Let be $f:[1,\infty)\to [0,\infty)$ a monotonically decreasing function, $\int\limits_1^{\infty}f(x)dx$ an improper integral and $\sum\limits_{k=1}^{\infty}f(k)$ a convergent series. For sake of simplicity let's assume that we already know that $\int\limits_1^{t}f(x)dx\leq\sum\limits_{k=1}^{\infty}f(k)$ for all $t\in (1,\infty)$. Our professor showed that $\int\limits_1^{\infty}f(t)dt$ exists in a very strange way which I think is wrong.
Professor's proof:
We assume that $\int\limits_1^{\infty}f(x)dx$ is divergent. So we can conclude that there exists a sequence $\left(\beta_k\right)_{k\in\mathbb{N}}\in(1,\infty)$ with $\lim\limits_{k\to\infty}\beta_k=\infty$ such that the sequence $\left(b_k\right)_{k\in\mathbb{N}}$ with $b_k:=\int\limits_1^{\beta_k}f(x)dx$ is divergent. Let be $\left(\beta_k\right)_{k\in\mathbb{N}}$ monotonically increasing then it follows that $\left(b_k\right)_{k\in\mathbb{N}}$ is also monotonically increasing. So $\left(b_k\right)_{k\in\mathbb{N}}$ is monotone and bounded and hence convergent (due to monotone convergence theorem). This is a contradiction to the statement at the beginning so that $\int\limits_1^{\infty}f(x)dx$ must be convergent.
How is it possible to draw this conclusion if we only look at sequences $\left(\beta_k\right)_{k\in\mathbb{N}}$ that are monotonically increasing?
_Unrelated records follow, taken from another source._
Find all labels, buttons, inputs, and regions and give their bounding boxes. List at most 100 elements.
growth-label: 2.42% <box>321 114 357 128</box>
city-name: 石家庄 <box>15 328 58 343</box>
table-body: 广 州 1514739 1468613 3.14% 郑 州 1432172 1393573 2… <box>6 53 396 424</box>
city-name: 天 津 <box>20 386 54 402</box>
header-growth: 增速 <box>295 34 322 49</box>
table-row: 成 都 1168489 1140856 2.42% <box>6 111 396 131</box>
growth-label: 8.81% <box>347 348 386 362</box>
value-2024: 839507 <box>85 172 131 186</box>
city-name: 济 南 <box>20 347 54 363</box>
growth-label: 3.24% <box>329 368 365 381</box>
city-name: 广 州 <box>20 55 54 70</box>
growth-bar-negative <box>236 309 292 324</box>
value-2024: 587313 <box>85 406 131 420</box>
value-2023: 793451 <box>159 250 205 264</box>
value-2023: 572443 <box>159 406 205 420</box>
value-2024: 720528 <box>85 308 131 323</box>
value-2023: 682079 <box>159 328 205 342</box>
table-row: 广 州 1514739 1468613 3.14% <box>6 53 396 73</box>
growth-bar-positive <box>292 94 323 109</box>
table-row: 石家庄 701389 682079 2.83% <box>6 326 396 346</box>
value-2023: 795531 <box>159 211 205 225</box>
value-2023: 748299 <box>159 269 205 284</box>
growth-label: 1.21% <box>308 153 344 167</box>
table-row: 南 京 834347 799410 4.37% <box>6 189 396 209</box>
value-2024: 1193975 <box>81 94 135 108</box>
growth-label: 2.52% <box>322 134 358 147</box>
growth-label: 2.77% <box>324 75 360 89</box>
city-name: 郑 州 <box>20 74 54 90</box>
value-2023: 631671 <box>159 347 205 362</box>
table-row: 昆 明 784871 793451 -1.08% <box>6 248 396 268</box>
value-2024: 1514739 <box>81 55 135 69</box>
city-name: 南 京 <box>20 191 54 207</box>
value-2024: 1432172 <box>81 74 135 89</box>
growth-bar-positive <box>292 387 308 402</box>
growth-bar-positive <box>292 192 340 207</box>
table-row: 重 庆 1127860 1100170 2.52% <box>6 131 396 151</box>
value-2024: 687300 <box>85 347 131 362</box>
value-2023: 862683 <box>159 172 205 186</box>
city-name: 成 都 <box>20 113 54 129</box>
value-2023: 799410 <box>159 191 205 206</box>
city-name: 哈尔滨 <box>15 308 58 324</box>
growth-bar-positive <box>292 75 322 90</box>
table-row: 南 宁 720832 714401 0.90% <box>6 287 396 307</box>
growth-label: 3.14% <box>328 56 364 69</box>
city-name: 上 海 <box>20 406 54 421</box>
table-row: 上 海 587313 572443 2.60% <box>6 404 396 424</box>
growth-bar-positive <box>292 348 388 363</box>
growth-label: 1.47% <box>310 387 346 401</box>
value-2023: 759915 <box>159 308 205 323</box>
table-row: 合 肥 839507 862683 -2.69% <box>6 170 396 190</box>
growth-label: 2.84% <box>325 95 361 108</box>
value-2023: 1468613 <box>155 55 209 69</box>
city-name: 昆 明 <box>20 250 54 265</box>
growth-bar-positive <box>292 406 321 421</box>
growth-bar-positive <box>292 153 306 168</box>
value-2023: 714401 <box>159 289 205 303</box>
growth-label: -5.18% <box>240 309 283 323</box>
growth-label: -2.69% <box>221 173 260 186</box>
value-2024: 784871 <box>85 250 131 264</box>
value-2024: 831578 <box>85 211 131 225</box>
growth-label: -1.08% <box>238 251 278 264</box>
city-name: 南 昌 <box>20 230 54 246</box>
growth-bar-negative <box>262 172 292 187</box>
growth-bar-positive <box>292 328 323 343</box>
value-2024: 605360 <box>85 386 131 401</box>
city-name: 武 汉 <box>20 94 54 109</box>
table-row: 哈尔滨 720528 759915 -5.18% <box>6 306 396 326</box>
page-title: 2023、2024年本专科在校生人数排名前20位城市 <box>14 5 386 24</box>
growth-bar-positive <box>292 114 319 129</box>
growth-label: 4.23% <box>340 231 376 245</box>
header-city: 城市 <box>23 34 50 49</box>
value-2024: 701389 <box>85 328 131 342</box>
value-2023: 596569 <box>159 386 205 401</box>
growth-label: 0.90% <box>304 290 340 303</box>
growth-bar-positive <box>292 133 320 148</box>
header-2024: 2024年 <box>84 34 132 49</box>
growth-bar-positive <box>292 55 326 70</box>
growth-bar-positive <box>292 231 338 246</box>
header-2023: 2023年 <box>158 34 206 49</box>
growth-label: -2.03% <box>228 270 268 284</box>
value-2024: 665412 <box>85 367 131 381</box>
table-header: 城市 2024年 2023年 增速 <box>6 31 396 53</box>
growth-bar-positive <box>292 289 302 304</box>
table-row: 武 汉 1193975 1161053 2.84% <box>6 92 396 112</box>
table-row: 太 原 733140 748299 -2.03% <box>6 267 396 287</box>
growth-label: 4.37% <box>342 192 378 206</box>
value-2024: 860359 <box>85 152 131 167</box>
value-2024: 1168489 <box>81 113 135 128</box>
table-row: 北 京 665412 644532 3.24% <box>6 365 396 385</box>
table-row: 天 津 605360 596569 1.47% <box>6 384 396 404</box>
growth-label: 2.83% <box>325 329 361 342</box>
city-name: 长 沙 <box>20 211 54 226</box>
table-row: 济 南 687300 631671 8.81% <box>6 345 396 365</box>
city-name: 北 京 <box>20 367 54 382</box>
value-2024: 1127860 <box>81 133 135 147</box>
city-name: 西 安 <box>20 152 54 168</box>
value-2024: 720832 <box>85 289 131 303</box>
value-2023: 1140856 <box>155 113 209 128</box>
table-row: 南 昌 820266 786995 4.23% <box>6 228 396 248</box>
I suspect that the professor has confused divergence with unboundedness which are not equivalent notions.
What if we include all sequences (also the non-monotone ones)? Then we can no longer make use of the monotone convergence theorem because it's not guaranteed that $b_k:=\int\limits_1^{\beta_k}f(x)dx$ remains monotonically increasing. Any help or comments are appreciated!